Hajatan religius itu turut dihadiri oleh anggota DPD RI utusan Sulut, Ir H Djafar Alkatiri sekaligus memberikan Tausiyah, Pelaksana Harian (Plh) Kepala Rutan Manado Wahyono bersama Imam Masjid At-Taubah Mustaqim Ishak, para petugas dan ratusan Warga Binaan yang beragama Islam.
Kegiatan diawali dengan Kalam Ilahi dan Sari Tilawah. Sebagai Qori Karim Botutihe dan Qoriah Sinta Pertiwi. Kemudian dilanjutkan dengan sambutan Plh Karutan Manado Wahyono.
‘’Kiranya peringatan Maulid Nabi S.A.W ini, dapat dijadikan momentum dalam meneladani akhlak dan perilaku dalam kehidupan sehari-hari, sehingga saat selesai menjalani masa pidana, mereka dapat kembali di tengah-tengah masyarakat dan tidak akan mengulangi tindak pidana.’’
Sementara dalam Tausiyah dibawakan oleh Ustad Ir. H. Djafar Alkatiri menjelaskan bahwa, Nabi Muhammad SAW adalah suri tauladan bagi seluruh umat Islam.

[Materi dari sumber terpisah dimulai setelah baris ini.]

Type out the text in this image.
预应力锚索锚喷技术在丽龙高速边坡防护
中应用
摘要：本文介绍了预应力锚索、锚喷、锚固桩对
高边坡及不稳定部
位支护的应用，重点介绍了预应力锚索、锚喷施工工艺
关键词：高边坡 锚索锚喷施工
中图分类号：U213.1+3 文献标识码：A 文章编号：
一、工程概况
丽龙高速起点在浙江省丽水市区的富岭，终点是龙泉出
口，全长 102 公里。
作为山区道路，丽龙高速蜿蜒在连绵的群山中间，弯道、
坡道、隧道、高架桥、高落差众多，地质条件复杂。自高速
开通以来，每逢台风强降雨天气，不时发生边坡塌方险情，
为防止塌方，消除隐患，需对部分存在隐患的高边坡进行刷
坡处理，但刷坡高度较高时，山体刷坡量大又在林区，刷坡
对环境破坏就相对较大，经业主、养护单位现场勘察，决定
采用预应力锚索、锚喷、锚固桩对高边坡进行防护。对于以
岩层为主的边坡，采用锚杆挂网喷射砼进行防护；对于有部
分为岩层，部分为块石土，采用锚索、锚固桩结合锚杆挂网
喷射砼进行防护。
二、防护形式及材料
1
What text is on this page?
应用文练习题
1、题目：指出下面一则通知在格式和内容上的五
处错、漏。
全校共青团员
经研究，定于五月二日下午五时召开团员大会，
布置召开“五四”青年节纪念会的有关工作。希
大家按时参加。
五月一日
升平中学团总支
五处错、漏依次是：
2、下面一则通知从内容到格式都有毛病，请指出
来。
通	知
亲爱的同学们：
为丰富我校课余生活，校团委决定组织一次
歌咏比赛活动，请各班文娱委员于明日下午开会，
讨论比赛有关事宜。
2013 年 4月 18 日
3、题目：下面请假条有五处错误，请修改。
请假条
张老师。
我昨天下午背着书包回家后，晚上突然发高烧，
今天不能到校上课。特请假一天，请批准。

Nabi mencontohkan bagaimana adab dan perilaku dalam kehidupan sehari hari.
‘’Sejak kecil Nabi sudah dikenal dengan kesederhanaannya dan juga mendapat gelar Al-Amin atau terpercaya, sehingga hingga dewasa seluruh penduduk Mekah sudah mengenal Rasul adalah orang yang baik,’’ ungkap Alkatiri.
Menurut tokoh umat Muslim di Sulut itu ada 4 sifat yang dimiliki Rasul yaitu Sidik, Amanah, Tablig dan Fatanah.
Sidik adalah benar, Amanah terpercaya, Tablig adalah menyampaikan dan Fatanah adalah Cerdas.
“Jika mencari sosok ayah, suami, pemimpin, panglima, pengusaha dan teladan semua ada pada diri Rasulullah,” ujarnya.
Diakhir Tausiyahnya, Djafar Alkatiri mengungkapkan, dalam buku berjudul 100 Tokoh Paling Berpengaruh Dalam Sejarah, yang ditulis Oleh Michael H. Hart yang diterbitkan pada tahun 1978 karya astrofisikawan Yahudi, menempatkan bahwa Rasulullah Muhammad SAW di nomor 1 sebagai Tokoh Paling Berpengaruh Dalam Sejarah. (*/don)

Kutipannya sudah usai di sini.